Department of Biology and Biochemistry, University of Houston, 4800 Calhoun Rd, Houston, TX 77214, USA.
Biophys Chem. 2012 Jun;167:8-15. doi: 10.1016/j.bpc.2012.04.003. Epub 2012 May 7.
The movement of peptidyl tRNA into the P-site after ribosome translocation reduces the ribosome dynamics in the post-translocation complex, which "locks" the ribosome to less conformational fluctuations. Here, we used single molecule FRET method to reveal that ribosomes bearing L27 with N-terminal truncations are less competent to "lock" the tRNA fluctuations after translocation.
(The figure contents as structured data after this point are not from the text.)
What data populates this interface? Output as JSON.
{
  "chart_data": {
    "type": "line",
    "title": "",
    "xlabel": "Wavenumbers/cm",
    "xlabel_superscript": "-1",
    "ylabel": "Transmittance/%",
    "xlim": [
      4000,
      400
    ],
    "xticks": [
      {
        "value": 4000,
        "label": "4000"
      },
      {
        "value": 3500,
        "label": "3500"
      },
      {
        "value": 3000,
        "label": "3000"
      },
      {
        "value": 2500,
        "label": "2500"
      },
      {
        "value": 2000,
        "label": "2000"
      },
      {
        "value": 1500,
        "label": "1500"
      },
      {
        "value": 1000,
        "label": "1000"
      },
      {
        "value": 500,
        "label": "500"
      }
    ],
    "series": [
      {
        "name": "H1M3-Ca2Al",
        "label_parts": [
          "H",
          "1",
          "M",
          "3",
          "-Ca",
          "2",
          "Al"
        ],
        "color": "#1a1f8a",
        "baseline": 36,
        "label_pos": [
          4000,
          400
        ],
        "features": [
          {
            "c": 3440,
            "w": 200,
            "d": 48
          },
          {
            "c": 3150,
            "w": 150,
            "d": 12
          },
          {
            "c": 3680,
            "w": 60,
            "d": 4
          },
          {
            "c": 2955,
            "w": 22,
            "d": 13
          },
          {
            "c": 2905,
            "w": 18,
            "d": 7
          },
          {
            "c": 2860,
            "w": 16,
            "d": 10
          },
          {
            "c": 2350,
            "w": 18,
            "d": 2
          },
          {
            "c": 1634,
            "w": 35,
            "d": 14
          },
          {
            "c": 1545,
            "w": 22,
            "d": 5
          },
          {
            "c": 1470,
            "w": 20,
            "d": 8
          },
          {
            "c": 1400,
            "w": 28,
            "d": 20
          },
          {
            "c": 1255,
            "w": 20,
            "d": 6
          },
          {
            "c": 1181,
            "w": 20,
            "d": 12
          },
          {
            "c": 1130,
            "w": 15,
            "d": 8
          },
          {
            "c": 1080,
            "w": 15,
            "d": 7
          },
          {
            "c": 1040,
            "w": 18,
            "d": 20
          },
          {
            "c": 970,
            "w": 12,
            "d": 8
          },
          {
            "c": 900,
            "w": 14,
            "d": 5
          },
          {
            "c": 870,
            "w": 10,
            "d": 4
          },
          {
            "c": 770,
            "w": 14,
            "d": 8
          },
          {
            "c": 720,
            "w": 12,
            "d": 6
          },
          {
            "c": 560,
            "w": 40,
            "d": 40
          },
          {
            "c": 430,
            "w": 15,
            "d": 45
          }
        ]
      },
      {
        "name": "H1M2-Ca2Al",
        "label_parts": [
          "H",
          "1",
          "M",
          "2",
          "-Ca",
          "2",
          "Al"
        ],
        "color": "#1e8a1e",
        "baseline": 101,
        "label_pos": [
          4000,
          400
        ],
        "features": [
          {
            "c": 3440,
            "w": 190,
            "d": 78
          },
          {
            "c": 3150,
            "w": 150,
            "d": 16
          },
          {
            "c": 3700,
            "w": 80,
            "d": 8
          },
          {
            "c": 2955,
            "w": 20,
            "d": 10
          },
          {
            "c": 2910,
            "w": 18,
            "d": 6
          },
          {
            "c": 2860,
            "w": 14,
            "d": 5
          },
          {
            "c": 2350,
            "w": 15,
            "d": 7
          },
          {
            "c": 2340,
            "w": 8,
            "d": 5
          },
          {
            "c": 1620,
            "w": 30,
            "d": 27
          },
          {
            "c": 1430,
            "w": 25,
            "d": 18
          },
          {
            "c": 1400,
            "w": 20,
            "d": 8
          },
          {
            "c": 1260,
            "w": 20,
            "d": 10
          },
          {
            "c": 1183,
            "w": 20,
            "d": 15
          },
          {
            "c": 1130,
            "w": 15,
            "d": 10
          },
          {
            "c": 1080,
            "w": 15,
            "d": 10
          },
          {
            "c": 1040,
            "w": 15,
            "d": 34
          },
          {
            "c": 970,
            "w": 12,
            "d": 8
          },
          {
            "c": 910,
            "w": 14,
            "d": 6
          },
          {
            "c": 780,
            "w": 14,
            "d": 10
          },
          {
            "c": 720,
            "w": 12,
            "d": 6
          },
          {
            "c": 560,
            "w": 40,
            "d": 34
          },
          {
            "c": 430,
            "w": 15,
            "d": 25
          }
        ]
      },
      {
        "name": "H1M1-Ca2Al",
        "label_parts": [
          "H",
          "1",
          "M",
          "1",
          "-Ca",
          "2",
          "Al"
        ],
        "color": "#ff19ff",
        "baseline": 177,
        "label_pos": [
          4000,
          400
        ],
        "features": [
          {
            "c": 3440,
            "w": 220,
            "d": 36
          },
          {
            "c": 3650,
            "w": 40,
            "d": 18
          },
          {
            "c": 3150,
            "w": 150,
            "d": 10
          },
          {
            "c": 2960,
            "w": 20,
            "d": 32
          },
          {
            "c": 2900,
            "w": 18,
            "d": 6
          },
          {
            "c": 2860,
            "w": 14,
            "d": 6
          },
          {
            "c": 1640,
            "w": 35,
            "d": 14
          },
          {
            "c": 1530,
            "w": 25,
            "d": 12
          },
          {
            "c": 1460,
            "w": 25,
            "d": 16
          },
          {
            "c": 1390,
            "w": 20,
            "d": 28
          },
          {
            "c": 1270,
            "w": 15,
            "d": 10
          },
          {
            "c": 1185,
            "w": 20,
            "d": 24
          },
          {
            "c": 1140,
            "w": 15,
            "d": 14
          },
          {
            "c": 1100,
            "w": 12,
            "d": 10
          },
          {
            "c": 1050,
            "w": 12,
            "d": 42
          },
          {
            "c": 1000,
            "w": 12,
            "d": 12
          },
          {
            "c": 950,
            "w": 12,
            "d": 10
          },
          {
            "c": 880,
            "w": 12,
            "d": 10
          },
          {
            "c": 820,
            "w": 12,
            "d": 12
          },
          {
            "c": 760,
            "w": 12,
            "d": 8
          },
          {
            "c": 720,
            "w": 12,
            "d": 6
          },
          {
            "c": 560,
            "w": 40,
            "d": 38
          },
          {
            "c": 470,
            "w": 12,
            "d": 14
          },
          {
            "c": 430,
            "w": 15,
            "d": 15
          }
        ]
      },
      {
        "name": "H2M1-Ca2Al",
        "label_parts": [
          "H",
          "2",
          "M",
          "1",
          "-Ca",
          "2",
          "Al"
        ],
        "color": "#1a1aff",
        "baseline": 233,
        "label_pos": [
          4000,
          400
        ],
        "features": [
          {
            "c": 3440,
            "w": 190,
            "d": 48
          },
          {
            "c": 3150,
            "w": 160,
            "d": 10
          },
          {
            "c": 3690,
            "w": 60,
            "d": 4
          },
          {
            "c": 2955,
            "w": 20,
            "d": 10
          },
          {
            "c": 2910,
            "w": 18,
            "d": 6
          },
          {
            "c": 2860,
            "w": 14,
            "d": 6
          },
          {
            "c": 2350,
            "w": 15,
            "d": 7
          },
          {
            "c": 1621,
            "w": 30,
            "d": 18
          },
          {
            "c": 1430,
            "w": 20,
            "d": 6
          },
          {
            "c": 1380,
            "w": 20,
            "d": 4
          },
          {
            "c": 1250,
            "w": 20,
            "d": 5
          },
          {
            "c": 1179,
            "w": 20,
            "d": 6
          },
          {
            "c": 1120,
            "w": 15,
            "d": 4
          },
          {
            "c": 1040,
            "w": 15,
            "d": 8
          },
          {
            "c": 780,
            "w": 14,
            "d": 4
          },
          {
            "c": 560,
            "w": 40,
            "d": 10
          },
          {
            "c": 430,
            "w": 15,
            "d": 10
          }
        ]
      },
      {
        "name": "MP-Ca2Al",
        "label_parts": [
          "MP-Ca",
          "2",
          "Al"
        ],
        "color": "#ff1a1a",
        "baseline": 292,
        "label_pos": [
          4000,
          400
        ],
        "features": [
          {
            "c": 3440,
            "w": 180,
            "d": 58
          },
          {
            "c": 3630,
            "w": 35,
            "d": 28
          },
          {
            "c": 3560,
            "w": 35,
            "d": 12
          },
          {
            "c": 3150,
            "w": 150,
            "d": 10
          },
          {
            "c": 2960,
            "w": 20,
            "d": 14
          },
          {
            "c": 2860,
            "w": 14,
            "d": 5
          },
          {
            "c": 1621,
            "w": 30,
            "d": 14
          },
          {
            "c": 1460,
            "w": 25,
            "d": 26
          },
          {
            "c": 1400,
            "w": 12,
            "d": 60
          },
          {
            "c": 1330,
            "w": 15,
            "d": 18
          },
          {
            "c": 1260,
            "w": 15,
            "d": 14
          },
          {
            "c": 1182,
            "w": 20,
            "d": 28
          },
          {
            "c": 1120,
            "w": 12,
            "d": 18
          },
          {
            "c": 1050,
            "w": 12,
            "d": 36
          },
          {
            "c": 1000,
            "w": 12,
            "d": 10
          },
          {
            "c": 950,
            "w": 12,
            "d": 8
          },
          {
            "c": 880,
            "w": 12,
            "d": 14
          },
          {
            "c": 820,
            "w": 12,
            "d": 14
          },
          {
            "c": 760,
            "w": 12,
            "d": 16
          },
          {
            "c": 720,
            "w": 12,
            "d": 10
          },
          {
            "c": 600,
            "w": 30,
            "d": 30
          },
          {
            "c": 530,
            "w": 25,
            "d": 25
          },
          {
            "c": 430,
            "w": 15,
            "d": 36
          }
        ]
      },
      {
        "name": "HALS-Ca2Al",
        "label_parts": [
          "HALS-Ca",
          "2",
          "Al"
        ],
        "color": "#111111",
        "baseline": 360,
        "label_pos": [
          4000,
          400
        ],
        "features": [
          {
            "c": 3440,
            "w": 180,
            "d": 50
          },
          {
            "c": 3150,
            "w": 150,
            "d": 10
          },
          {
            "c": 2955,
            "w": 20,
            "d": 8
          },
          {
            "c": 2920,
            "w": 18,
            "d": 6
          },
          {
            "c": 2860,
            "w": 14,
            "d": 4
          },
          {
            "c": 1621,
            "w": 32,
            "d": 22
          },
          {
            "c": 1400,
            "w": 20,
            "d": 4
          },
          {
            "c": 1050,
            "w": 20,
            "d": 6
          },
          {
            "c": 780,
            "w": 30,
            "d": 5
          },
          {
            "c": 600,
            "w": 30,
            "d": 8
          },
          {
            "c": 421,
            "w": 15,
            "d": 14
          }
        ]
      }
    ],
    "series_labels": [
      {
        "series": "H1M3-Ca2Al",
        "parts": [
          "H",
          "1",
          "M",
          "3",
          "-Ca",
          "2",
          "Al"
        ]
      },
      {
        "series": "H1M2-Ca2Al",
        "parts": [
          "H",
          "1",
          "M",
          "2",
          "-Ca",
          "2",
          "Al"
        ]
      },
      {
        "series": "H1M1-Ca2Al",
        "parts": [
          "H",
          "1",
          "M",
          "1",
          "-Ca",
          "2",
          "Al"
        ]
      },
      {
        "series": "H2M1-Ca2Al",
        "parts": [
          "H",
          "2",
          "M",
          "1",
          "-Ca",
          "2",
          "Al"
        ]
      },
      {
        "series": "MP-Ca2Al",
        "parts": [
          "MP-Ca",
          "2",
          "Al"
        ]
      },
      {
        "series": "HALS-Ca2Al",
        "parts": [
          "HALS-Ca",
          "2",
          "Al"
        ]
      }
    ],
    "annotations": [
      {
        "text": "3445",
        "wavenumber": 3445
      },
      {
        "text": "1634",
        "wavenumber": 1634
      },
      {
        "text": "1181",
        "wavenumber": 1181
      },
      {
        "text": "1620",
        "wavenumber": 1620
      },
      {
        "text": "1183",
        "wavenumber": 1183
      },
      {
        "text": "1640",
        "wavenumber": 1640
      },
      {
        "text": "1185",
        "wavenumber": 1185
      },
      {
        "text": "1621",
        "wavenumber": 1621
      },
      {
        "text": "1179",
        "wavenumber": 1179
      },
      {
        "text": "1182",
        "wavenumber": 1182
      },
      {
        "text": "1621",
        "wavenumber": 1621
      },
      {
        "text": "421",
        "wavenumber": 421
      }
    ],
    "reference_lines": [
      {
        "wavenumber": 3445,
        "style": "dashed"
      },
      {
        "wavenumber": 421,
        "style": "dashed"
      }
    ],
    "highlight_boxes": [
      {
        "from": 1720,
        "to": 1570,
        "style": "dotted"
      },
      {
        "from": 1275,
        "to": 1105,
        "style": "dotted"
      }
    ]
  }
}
We found that: (1) truncation of the first three N-terminal residues of L27 increases peptidyl tRNA fluctuation; and (2) increasing the solution pH increases peptidyl tRNA fluctuation in WT and some of the ribosome mutants. We propose that one role of L27 at the catalytic center is to stabilize peptidyl tRNA in the post-translocation complex.
核糖体转位后肽酰 tRNA 进入 P 位会降低翻译后复合物中核糖体的动力学,从而“锁定”核糖体,使其构象波动减少。在这里,我们使用单分子 FRET 方法揭示了带有 N 端截断的 L27 的核糖体在转位后“锁定” tRNA 波动的能力较弱。我们发现:(1)L27 的前三个 N 端残基的截断会增加肽酰 tRNA 的波动;(2)增加溶液 pH 值会增加 WT 和一些核糖体突变体中的肽酰 tRNA 波动。我们提出,L27 在催化中心的作用之一是稳定翻译后复合物中的肽酰 tRNA。